Was aber soll man noch dazu sagen? Wir haben viel gelernt, zum Beispiel was der Vaginalschluf und der Geburtskanal ist, und was Manuel als Bauchmuskelkitzler bezeichnet, wie toll es ist, sich mal richtig auszupowern und das man nicht immer eine Disko oder eine schicke Bar braucht, um einen schönen Abend verbringen zu können! Sich dreckig machen ist nicht eklig, sondern höchst spaßig, und Singen, wenn man es überhaupt nicht kann noch schöner, als wenn man die schönste Stimme von allen hat. Julia wird mir Recht geben. Außerdem: Schwäche zeigen ist eine Stärke und vor allem: Nicht unterkriegen lassen! Zurück zur Natur und im Einklang mit sich selbst sein. Weil Sie es sich wert sind! So würde ich es nennen, wenn man es in einem Reiseführer mit einem Motto betiteln müsste.

Ein Erlebnis erleben!

Manuel, das hast du gut gemacht. Genau der richtige Titel. Vielleicht erfreut er uns ja auch irgendwann einmal mit einem Kochbuch in dem alle deine eklig klingenden, aber wohlschmeckenden Gerichte drin sind!

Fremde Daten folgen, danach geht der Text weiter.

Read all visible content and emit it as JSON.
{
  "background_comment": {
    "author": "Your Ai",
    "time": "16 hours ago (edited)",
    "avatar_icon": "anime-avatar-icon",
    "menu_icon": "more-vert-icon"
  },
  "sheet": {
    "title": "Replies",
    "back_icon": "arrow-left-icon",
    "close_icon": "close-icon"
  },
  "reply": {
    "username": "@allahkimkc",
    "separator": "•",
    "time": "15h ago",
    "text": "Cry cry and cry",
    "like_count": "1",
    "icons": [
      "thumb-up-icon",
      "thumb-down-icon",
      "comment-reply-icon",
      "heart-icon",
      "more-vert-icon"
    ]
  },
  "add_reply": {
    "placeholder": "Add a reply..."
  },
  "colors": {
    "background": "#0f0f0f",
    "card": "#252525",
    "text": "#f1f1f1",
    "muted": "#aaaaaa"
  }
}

(C) by Manuel KurschusDer letzte Tag. Freitag. 27. Mai 2005. Lagerabbau. Heimfahrt. Schade, dass es schon vorbei ist. Alle denken das gleiche: „Ich will nicht weg hier!" Aber es muss ja irgendwann so sein. Der einzige Trost ist, dass es nächstes Jahr wieder eine Pfingstfahrt geben wird. Ob ich wieder dabei sein kann, weiß ich nicht. Ich werde Schulstress haben. Abschlussprüfung. Aber ich wünsche allen, die dabei sein wollen viel Spaß!

Während ich das hier schreibe könnte ich mir fast überlegen immer so zu leben, wenn ich kein so verwöhntes Stadtkind wäre und diesen ganzen Stress, der mit einer Großstadt (ich bin eine Münchnerin) verbunden ist nicht so lieben würde! Ich glaube auch fast, dass das mein erholsamster Urlaub war, obwohl ich sonst nur Cluburlaub am Strand oder das Freibad in München kenne. Kaum zu glauben, was? Ich habe mich selten so erholt und frisch gefühlt, nachdem ich wieder zu Hause angekommen bin, wie damals...

Ich würde das jederzeit wieder tun und es jederzeit einem Freund empfehlen.

Normalerweise machen so etwas ja nur schräge Vögel, aber sind wir nicht alle gern einmal ein bisschen „schräg"?